# 2 Killed in TN NG OH-58 Crash



## DA SWO (Jul 10, 2011)

Training claims two more lives, RIP.

http://www.foxnews.com/us/2011/07/1...er-crashes-two-pilots-killed/?test=latestnews

Caryville, Tenn –  Two pilots were killed Saturday when a Tennessee National Guard helicopter crashed near Caryville in Campbell County, Tenn.
The pair were conducting a routine training flight when their OH-58D Kiowa Warrior aircraft crashed at about 5:30pm local time, according to Maj. Randy Harris, director of Joint Public Affairs for the Tennessee Military Department. The cause of the crash was not immediately known.
The names of the pilots were withheld pending notification of their next-of-kin.
The Tennessean reported the helicopter had crashed in the woods near the Royal Blue Recreation area, about 30 miles (48km) north of Knoxville, and there was currently no access to the site.
The crash downed several power lines, leaving more than 5,000 households without electricity for a couple of hours.

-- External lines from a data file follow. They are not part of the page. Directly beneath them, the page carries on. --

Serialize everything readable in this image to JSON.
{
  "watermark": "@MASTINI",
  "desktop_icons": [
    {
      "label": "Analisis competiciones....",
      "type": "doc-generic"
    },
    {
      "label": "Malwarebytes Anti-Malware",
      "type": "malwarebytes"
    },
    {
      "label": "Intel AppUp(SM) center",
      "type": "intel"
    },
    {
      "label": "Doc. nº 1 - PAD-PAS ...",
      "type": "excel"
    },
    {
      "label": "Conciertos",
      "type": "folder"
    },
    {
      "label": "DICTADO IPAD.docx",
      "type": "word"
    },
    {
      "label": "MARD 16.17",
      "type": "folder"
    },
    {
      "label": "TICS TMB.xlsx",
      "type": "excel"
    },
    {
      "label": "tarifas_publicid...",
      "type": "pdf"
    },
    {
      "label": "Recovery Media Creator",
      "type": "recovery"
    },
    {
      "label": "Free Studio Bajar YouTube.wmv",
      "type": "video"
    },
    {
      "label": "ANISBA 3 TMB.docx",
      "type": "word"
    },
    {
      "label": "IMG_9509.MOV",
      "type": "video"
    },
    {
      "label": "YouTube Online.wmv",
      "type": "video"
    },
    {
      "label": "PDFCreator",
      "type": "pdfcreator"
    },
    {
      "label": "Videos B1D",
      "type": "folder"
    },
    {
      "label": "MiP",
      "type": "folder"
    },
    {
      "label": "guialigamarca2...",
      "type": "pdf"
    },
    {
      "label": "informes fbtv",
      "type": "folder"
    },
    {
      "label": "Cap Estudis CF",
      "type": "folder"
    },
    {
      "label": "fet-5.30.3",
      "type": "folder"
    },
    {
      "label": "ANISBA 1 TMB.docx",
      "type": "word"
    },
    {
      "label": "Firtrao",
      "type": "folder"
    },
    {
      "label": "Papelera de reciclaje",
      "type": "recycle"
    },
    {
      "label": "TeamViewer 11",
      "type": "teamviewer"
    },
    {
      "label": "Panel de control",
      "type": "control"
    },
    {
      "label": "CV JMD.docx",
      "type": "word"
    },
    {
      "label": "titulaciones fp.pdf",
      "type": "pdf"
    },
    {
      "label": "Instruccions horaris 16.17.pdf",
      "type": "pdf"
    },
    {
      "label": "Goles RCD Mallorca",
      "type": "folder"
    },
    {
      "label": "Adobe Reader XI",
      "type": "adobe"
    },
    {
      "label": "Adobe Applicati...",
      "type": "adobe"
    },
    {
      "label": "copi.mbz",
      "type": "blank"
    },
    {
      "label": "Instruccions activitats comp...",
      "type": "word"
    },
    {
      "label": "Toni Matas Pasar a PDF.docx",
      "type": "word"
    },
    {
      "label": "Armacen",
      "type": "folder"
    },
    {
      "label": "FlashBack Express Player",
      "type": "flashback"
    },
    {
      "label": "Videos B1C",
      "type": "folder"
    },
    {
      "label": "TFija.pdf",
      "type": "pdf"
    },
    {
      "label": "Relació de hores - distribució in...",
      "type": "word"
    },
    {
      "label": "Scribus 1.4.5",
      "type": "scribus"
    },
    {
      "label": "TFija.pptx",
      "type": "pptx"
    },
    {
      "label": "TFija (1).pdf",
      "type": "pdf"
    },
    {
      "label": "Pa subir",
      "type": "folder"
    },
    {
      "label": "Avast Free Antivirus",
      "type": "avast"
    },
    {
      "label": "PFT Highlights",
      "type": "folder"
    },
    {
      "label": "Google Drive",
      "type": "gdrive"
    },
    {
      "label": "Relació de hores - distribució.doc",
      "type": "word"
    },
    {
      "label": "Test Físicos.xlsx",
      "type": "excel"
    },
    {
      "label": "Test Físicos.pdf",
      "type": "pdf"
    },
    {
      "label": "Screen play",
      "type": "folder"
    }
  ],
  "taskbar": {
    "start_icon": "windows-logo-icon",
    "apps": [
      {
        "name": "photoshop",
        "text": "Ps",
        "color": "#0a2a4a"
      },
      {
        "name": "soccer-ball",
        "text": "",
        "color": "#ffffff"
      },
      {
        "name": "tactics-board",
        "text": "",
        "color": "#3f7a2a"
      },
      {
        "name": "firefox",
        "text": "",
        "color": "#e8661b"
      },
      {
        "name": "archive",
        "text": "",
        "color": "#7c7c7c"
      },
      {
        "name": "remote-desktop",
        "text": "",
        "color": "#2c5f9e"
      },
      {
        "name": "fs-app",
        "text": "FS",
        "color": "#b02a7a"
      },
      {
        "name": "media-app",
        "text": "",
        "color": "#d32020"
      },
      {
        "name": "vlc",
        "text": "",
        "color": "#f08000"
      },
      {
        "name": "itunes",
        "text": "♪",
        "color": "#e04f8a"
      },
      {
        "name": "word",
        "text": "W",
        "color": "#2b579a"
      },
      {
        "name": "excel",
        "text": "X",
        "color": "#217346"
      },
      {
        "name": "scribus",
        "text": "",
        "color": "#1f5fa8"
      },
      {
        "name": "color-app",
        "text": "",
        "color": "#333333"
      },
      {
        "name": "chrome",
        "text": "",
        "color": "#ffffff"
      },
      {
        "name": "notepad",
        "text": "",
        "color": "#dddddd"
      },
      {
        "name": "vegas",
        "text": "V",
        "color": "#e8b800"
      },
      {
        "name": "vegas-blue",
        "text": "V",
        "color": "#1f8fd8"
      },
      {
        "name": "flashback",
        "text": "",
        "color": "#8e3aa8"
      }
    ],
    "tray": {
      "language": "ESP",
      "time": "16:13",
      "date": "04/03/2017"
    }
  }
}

Read more: http://www.foxnews.com/us/2011/07/10/tennessee-national-guard-helicopter-crashes-two-pilots-killed/#ixzz1Rk51qPgJ


----------



## formerBrat (Jul 10, 2011)

RIP, condolences to family and friends.


----------



## Crusader74 (Jul 10, 2011)

RIP


----------



## LibraryLady (Jul 11, 2011)

RIP

LL


----------



## ÉIREGOBRÁCH1922 (Jul 12, 2011)

RIP.

Terrible accident.


----------



## mike_cos (Jul 12, 2011)

R.I.P.


----------



## Isiah6:8 (Jul 12, 2011)

RIP


----------